Há anos a Netflix resiste a ter publicidade em sua plataforma. Mas o anúncio de resultados da empresa na semana passada, com número de novos assinantes abaixo da meta, e o aumento da concorrência, com a HBO Max lançando um serviço suportado por anúncios, reacenderam a discussão sobre publicidade na Netflix.

Para Reed Hastings, fundador e co-CEO da Netflix, competir por publicidade é muito difícil. "O Google, o Facebook e a Amazon são tremendamente poderosos na publicidade online, porque estão integrando muitos dados de muitas fontes", afirmou Hastings no início de 2020. "Acho que esses três vão conseguir a maior parte do negócio de publicidade online.
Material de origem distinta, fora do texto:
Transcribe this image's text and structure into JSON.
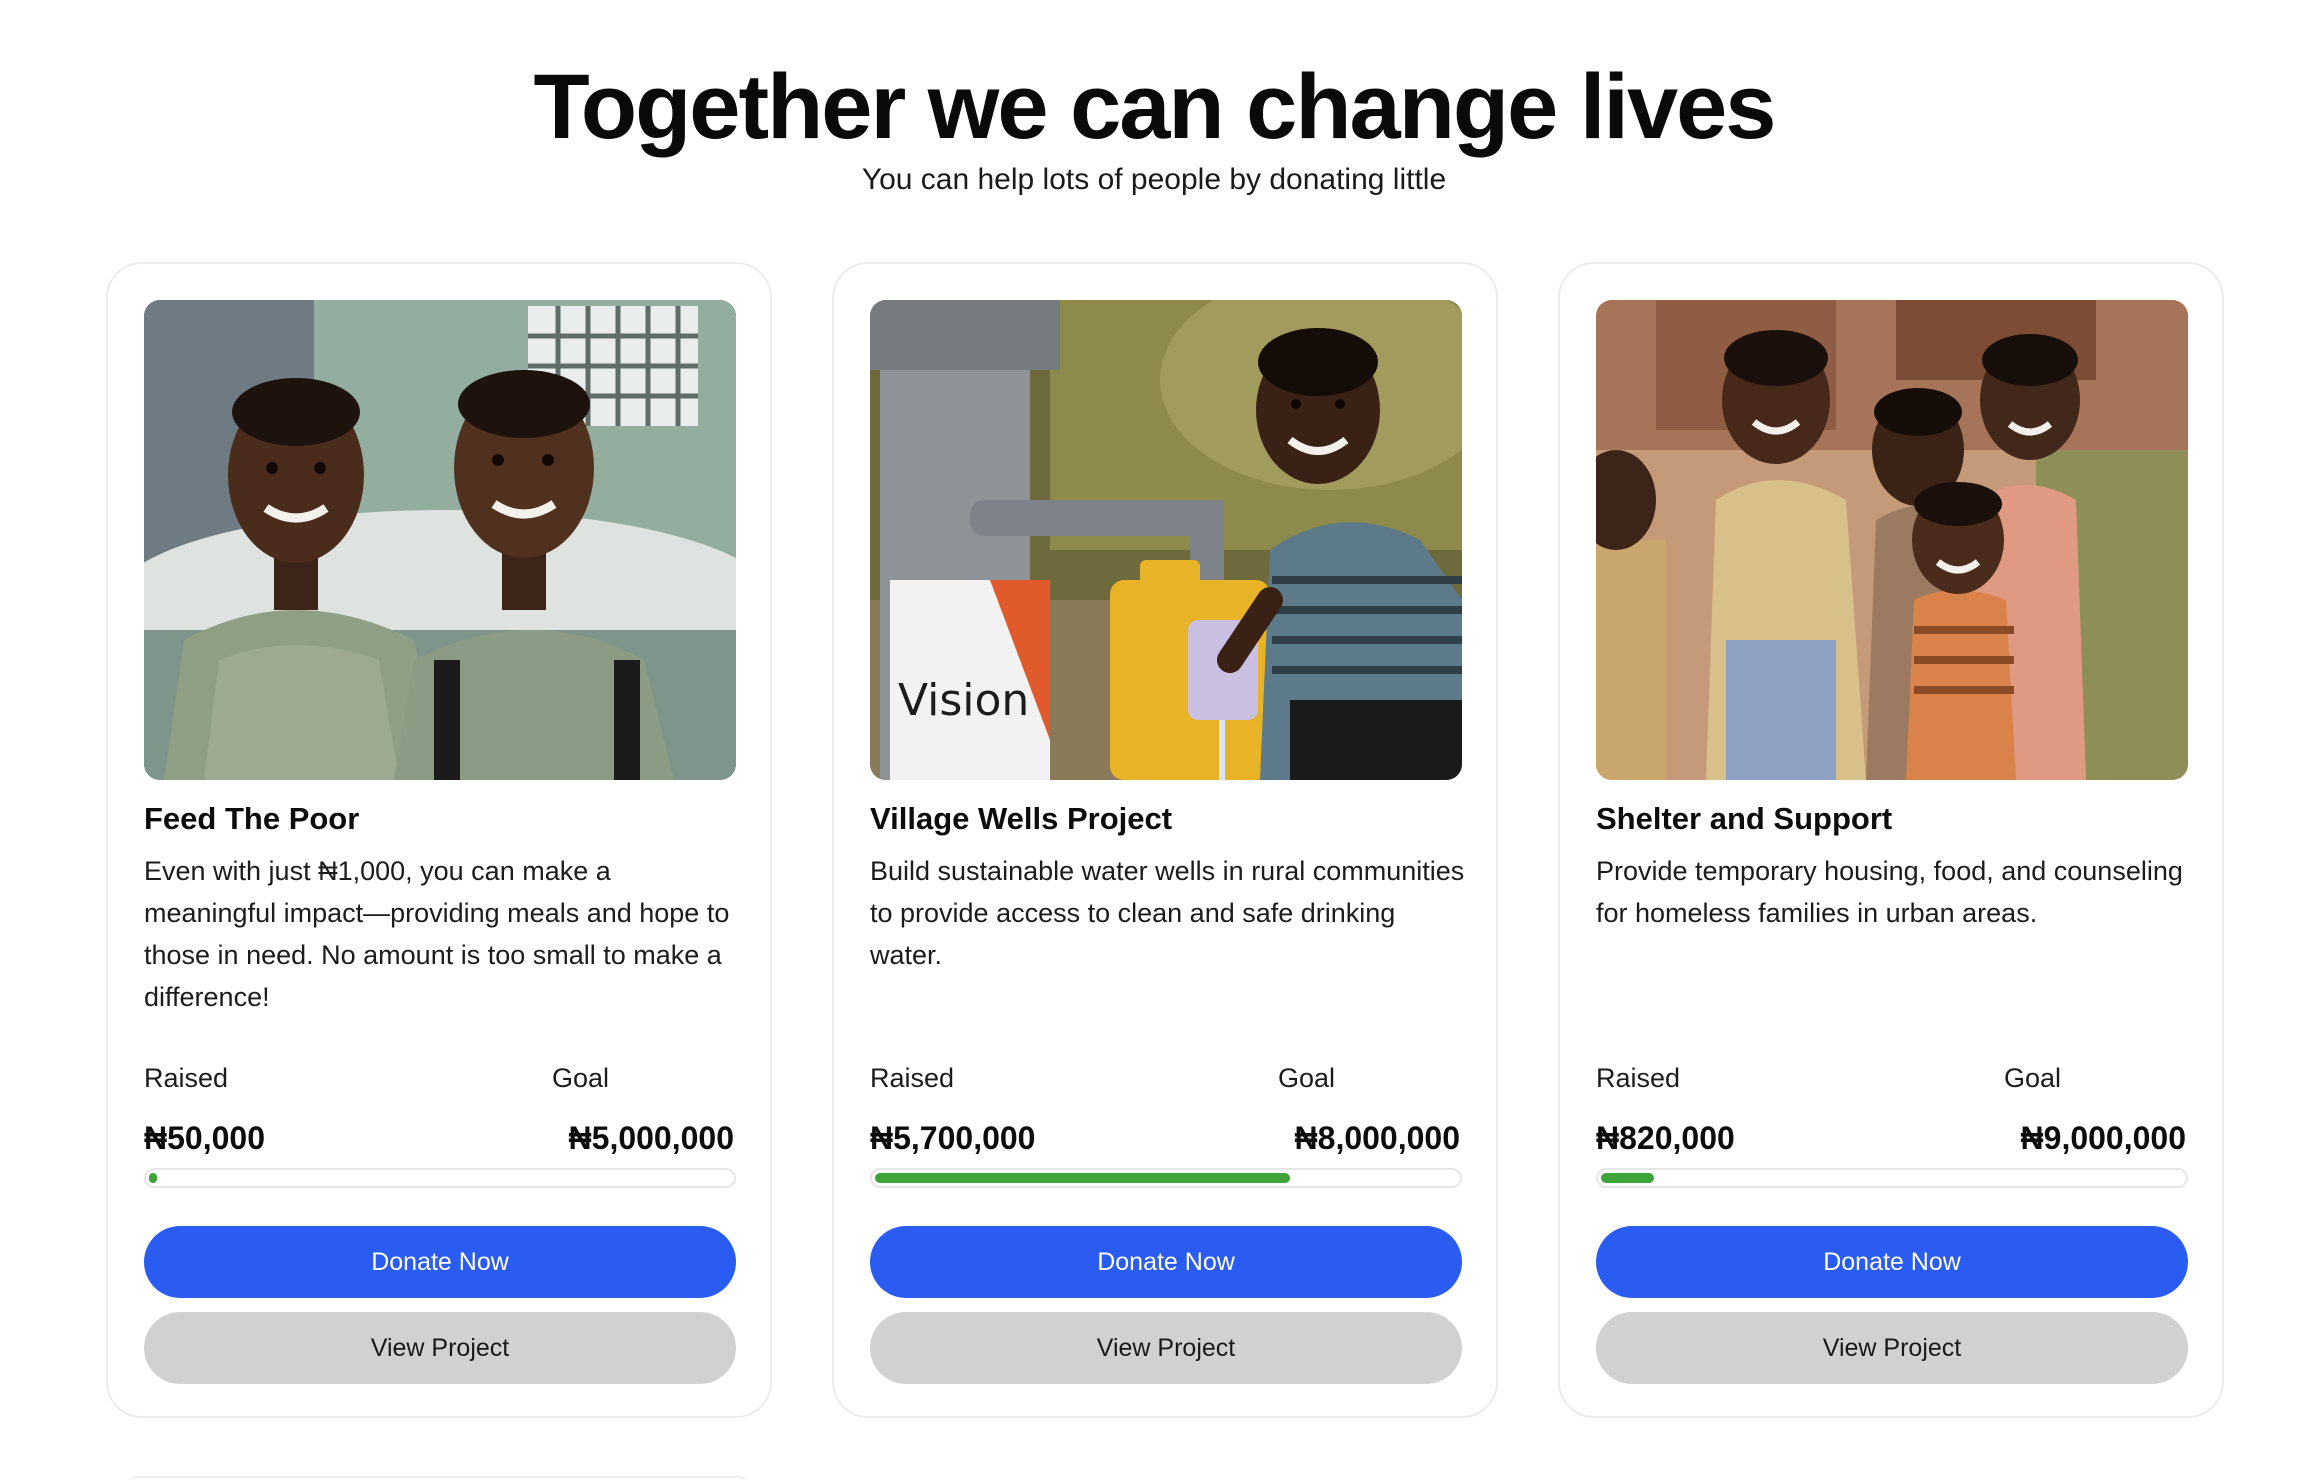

Para a Netflix crescer para um negócio de publicidade de US$ 5 bilhões a US$ 10 bilhões, você precisa arrancar isso dessas empresas", disse o executivo, acrescentando que "em longo prazo, não há dinheiro fácil nisso".

Os usuários parecem apoiar a posição da Netflix. Em 2018, a empresa realizou um teste mostrando campanhas entre o fim e início de filmes e séries para alguns usuários, a resposta foi negativa. Na época, a companhia explicou que era somente um teste para mostrar sugestões de novos conteúdos da própria plataforma. Não era um teste de publicidade, destacaram.

Mas o cenário do streaming mudou. A estratégia da Netflix de oferecer assinaturas a preços baixos para atrair novos usuários funcionou ao trazer mais de 200 milhões de assinantes. Ao mesmo tempo, a empresa realizava elevados investimentos em conteúdo usando dinheiro de empréstimos enquanto acumulava prejuízos. Porém, no final de 2020, quando reportou seu primeiro lucro operacional, a Netflix anunciou que iria reduzir a dívida e não precisaria de novos empréstimos. Logo depois, começaram aumentos nos preços das assinaturas do serviço em diversos países.

Outro fator é o aumento da competição. Um crescente número de novos concorrentes com estratégias agressivas e conteúdos de alta qualidade como Disney+, HBO Max e Paramount+ entraram no mercado mirando os clientes da Netflix.

A WarnerMedia, além de lançar seus filmes diretamente no streaming, como fez com "Mulher-Maravilha 1984", a partir de junho, começará a oferecer nos Estados Unidos uma versão do HBO Max suportada por anúncios. A assinatura custará apenas US$ 9,99 por mês. Atualmente, o Netflix custa US$ 13,99 por mês para um pacote padrão. Uma assinatura sem anúncios do HBO Max custará US$ 14,99 por mês.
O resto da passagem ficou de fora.